The village is all that remains for Daesh in the Euphrates valley region that became its final populated stronghold in Iraq and Syria after it lost the major cities of Mosul and Raqqa in 2017.
The SDF has steadily driven the militants down the Euphrates after capturing their Syrian capital, Raqqa, in 2017, but does not want to mount a final attack until all civilians are out.
The US-led coalition which supports the SDF has said Islamic State’s “most hardened fighters” remain holed up in Baghouz, close to the Iraqi frontier.
Mustafa Bali, head of the SDF’s media office, earlier told Reuters that more than 3,000 civilians were estimated to still be inside Baghouz and there would be an attempt to evacuate them on Friday.
“If we succeed in evacuating all the civilians, at any moment we will take the decision to storm Baghouz or force the terrorists to surrender,” he said.

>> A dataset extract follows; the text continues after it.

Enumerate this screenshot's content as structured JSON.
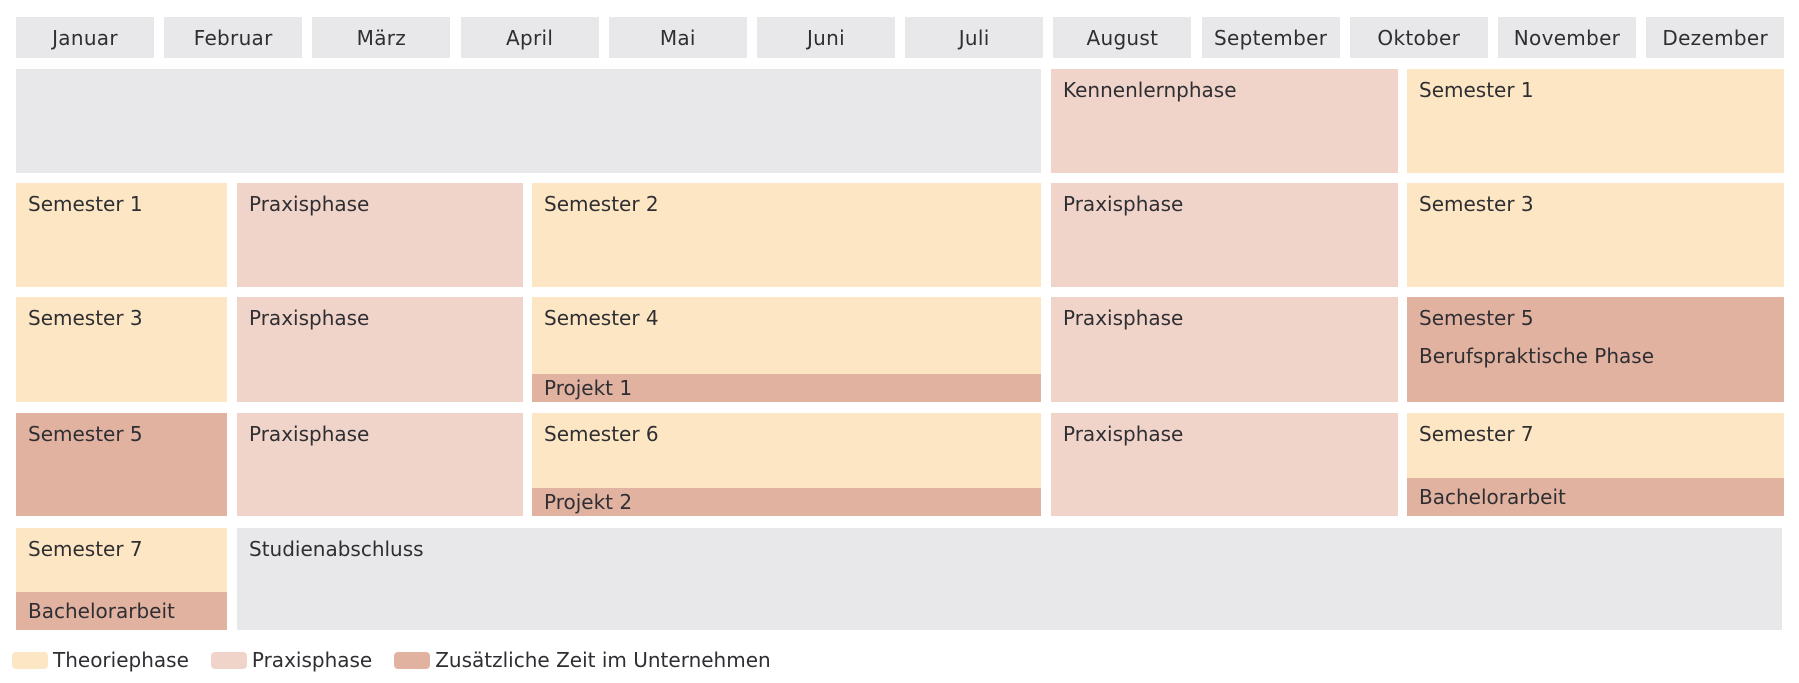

Though the fall of Baghouz marks a milestone in the campaign against Islamic State and the wider conflict in Syria, the militant group is still seen as a major security threat.
It has steadily turned to guerrilla warfare and still holds territory in a remote, sparsely populated area west of the Euphrates River — a part of Syria otherwise controlled by the Syrian government and its Russian and Iranian allies.
The United States will leave “a small peacekeeping group” of 200 American troops in Syria for a period of time after a US pullout, the White House said on Thursday, as President Donald Trump pulled back from a complete withdrawal.
Trump in December ordered a withdrawal of the 2,000 troops, saying they had defeated Daesh militants in Syria.